“Krisha et le maître de la forêt” : un gracieux conte initiatique en stop motion
Il est facile, courant – mais pas forcément faux – de dire que l’animation en stop motion a un petit quelque chose en plus. Une vraie caméra mobile pour la rendre possible, un manteau de textures laineuses qui décuple la sensation de palpabilité qu’elle procure, ou encore d’infimes imperfections dans les mouvements qui font autant son charme que son identité miniature et rassurante. Mad God de Phil Tippett le rappelait, alors qu’il s’imposait comme le film d’horreur le plus adorablement glauque depuis des lustres : en essentialisant sa matière, la stop motion laissait alors exploser sa beauté.

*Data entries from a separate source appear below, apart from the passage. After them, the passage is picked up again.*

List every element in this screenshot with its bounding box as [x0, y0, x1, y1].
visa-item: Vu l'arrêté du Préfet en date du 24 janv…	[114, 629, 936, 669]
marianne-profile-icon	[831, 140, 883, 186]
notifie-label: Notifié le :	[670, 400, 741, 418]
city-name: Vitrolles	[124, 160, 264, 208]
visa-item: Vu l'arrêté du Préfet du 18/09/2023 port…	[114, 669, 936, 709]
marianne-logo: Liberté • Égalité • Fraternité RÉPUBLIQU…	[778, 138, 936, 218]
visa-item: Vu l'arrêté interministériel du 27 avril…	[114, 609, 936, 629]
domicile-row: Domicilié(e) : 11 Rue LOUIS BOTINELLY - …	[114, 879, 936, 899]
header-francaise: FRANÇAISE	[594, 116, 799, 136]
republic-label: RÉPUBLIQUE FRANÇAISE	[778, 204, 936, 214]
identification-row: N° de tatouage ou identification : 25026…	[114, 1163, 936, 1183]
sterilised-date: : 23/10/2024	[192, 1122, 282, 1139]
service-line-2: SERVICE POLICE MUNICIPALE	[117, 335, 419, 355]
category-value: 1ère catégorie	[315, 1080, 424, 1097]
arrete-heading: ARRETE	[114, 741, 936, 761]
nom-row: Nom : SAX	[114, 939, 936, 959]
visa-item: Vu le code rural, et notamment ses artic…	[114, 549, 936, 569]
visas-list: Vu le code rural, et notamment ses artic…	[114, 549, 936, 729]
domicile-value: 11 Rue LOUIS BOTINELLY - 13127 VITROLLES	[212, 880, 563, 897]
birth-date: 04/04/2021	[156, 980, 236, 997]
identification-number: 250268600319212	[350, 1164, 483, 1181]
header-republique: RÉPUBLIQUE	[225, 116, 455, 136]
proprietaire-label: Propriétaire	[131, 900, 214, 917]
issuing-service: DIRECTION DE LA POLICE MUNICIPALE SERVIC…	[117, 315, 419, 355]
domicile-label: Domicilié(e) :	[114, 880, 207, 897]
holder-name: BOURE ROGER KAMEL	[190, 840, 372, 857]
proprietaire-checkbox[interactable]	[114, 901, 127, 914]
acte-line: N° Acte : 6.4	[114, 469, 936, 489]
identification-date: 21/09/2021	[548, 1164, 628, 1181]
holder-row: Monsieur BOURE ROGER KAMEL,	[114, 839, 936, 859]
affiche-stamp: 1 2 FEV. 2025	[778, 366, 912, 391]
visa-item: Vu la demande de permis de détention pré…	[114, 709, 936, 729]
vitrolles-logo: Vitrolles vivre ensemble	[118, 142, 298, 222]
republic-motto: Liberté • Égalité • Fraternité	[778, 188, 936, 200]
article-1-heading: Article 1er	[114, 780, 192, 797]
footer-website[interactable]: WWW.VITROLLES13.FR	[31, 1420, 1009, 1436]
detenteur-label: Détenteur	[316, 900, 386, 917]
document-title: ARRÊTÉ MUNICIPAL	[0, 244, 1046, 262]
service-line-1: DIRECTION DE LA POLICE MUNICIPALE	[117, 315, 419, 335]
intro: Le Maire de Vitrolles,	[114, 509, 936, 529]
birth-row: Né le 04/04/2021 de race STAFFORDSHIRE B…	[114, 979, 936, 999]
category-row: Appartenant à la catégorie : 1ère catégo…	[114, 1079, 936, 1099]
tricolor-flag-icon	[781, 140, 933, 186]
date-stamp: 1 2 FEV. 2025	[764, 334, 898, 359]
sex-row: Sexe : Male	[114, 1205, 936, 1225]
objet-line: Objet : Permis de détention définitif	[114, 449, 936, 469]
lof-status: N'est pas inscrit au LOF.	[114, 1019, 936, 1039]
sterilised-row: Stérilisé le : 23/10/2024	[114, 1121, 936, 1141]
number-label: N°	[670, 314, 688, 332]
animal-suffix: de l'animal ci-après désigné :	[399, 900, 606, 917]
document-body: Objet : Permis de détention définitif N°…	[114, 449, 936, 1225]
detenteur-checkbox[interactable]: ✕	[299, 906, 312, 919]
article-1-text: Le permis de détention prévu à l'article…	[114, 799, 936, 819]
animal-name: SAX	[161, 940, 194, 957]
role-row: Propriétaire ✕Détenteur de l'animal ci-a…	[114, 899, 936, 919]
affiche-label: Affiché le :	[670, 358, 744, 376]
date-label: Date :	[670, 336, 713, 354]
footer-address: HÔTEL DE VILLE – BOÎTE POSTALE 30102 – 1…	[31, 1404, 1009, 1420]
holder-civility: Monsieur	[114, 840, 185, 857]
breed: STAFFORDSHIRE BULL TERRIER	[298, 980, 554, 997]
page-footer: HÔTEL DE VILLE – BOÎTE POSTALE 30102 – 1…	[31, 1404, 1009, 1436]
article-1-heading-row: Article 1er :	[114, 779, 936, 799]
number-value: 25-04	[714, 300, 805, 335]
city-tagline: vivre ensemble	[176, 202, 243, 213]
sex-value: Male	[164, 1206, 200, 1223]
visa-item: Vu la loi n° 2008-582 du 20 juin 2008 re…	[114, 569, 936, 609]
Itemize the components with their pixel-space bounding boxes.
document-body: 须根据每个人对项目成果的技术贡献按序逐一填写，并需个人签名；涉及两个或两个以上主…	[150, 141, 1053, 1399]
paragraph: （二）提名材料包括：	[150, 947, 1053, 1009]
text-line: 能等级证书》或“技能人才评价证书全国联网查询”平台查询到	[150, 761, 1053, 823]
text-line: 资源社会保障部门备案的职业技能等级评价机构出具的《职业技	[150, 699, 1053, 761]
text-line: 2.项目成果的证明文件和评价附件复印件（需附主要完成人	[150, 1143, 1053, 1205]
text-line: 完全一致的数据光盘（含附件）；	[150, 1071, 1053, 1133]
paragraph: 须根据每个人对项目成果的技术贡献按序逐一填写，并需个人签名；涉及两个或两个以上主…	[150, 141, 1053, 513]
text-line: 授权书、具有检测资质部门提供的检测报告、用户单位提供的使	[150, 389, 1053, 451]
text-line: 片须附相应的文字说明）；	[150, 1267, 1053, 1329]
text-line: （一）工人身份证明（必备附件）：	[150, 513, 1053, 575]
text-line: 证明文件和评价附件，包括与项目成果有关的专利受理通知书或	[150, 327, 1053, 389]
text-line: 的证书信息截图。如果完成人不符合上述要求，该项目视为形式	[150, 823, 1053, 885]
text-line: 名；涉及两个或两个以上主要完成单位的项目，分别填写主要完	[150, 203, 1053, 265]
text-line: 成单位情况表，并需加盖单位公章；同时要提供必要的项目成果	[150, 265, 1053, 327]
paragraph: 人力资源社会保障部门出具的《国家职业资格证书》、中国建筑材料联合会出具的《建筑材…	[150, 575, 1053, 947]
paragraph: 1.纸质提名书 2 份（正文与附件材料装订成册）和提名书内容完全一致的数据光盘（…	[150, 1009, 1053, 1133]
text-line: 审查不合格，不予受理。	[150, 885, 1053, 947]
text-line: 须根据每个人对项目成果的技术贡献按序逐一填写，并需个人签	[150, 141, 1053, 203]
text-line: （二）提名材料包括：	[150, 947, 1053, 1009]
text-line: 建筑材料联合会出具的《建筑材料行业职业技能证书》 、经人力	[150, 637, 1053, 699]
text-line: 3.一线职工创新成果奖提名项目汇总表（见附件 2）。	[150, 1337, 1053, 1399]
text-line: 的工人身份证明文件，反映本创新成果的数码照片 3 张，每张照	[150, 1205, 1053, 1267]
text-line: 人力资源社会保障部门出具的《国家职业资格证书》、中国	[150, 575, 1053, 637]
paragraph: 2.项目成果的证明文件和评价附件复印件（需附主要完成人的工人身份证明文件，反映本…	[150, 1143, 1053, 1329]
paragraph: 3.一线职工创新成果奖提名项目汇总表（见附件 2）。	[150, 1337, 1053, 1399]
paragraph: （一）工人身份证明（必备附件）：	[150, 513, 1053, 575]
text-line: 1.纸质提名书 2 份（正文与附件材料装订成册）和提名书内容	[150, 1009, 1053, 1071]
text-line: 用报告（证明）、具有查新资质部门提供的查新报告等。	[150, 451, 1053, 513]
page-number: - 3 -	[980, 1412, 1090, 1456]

Ce type d’animation, la Corée du Sud n’en avait pas produit depuis Kongjwi et Patjwi de Gang Tae-ung en 1977 – et on ne peut qu’espérer, tant il est gracieux et maîtrisé, que Krisha (re)lance un mouvement. L’action se situe dans la toundra sibérienne à une époque proche de la nôtre. Krisha, une jeune éleveuse de rennes de la tribu Nénètse, voit sa mère tomber malade suite à un accident. Pour la sauver, elle doit trouver le maître de la forêt, un gigantesque ours rouge que Krisha voit déjà dans ses rêves. Son père, convaincu que tout cela n’est qu’une légende, préfère se rendre au village chercher des médicaments, ce qui pousse la jeune fille à partir par elle-même en quête de l’animal.
Monde en réduction
S’adressant en premier lieu au jeune public, mais pas dénué de violence et de crudité, Krisha raconte l’éternel conflit entre nature et culture. L’antagoniste, un chasseur russe décidé à tuer l’ours mythique pour sa propre gloire – qui n’est pas sans rappeler la Dame Eboshi de Princesse Mononoké, une des inspirations les plus claires du film – incarne une certaine idée de l’asservissement de la nature par la culture. La nature est vue comme un objet de culte pour le peuple Nénètse, qui vénère autant les ressources qu’elle lui accorde que tout ce qu’elle lui rend inaccessible. Le film montrera aux enfants (et rappellera aux adultes) combien le premier pas vers la destruction d’une population réside dans la suppression de ses croyances.
Ces thématiques très fortes sont enveloppées d’un écrin de stop motion prodigieusement sobre (un cinéma de l’essentiel, aux moyens limités, loin de L’île aux chiens de Wes Anderson par exemple), qui vient même renforcer la dualité au centre du film. Krisha et le maître de la forêt donne à voir un véritable monde en réduction, une Sibérie miniature, saisissante de beauté, paradoxalement sublimée par son artificialité – aurores boréales en tissu translucide, neige en plastique, rennes en feutrine… Le voyage initiatique de la jeune nomade en revêt une dimension métaphysique sur le rapport même que le cinéma entretient, et doit entretenir, avec mère Nature.
Krisha et le maître de la forêt, de Park Jae-beom. En salle le 17 janvier.